Jean hanya tersenyum dan mengangguk. Pertanyaan Marvin bukanlah pertanyaan yang mengherankan karena memang ada beberapa terapis yang melakukan konsultasi di luar ruang praktek, supaya klien merasa lebih nyaman dan tidak merasa di dalam ruang pengobatan. Tapi, sepanjang Jean menjadi asisten Bianca ia belum pernah melihat Bianca menerima konsultasi di luar ruangannya, batasan yang Bianca buat cukup tegas selama ini. Pertemuan dengan klien di luar ruang praktek bisa membangun komunikasi yang berbeda dan selama ini Bianca berusaha menjaga batas tersebut.
*
Waktu sudah menunjukkan pukul setengah tujuh, Bianca sudah menunggu kurang lebih setengah jam dari waktu yang telah disepakati dengan Marvin siang tadi. Tapi pria itu juga belum muncul di ruangannya. Bianca sudah dua kali menanyakan kepada Jean tapi nihil pria itu bahkan tidak memberi kabar apapun.
Bianca menyandarkan tubuhnya pada sandaran sofa masih dengan mata yang terus fokus menatap layar ponselnya, entah apa yang ditunggu. Perlahan Bianca menghembuskan nafasnya, kelelahan jelas terlihat di wajahnya. Sebagai seorang Psikolog hal seperti ini bukanlah hal yang langka, banyak kliennya yang sering kali melakukan hal yang Marvin lakukan tapi perasaan Bianca kali ini berbeda, ada rasa kecewa karena Marvin tidak juga muncul. Pikirannya mulai mengajaknya melakukan banyak asumsi tentang Marvin, tentang mengapa pria itu meminta konsultasi tambahan di luar jadwal, tentang pria itu yang sangat mendesak Jean untuk bisa mendapatkan sesi konsultasi, dan pria itu yang tidak juga muncul.

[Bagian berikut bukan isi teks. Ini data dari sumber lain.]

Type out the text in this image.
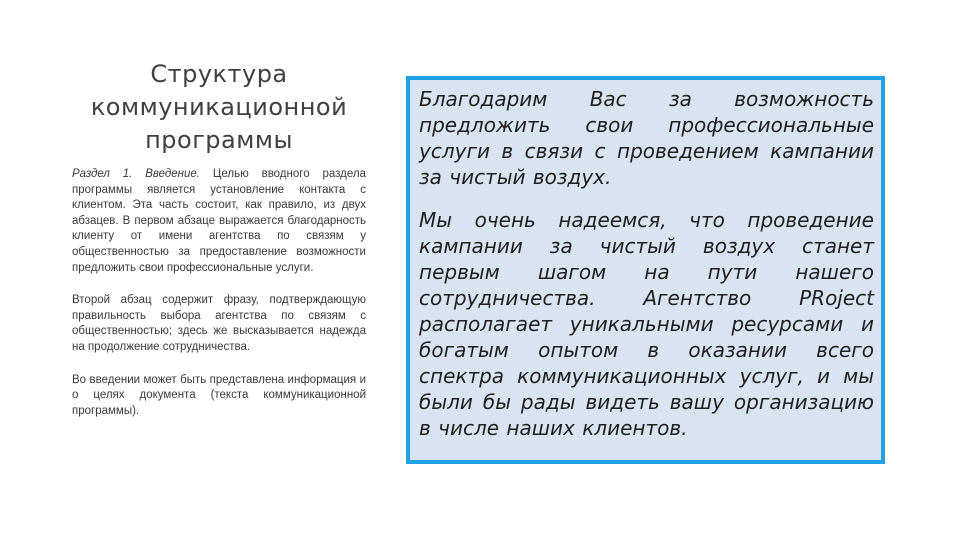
Структура коммуникационной программы

Раздел 1. Введение. Целью вводного раздела программы является установление контакта с клиентом. Эта часть состоит, как правило, из двух абзацев. В первом абзаце выражается благодарность клиенту от имени агентства по связям у общественностью за предоставление возможности предложить свои профессиональные услуги.

Второй абзац содержит фразу, подтверждающую правильность выбора агентства по связям с общественностью; здесь же высказывается надежда на продолжение сотрудничества.

Во введении может быть представлена информация и о целях документа (текста коммуникационной программы).

Благодарим Вас за возможность предложить свои профессиональные услуги в связи с проведением кампании за чистый воздух.

Мы очень надеемся, что проведение кампании за чистый воздух станет первым шагом на пути нашего сотрудничества. Агентство PRoject располагает уникальными ресурсами и богатым опытом в оказании всего спектра коммуникационных услуг, и мы были бы рады видеть вашу организацию в числе наших клиентов.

Setelah menghadapi beberapa orang hari ini, tidak bisa dipungkiri kalau tenaga Bianca cukup terkuras dan membuatnya merasa lelah. Marvin yang tidak kunjung datang membuat Bianca bangkit dari sofanya, mulai merapikan barang-barangnya, memutuskan untuk pulang dan tidak lagi menunggu.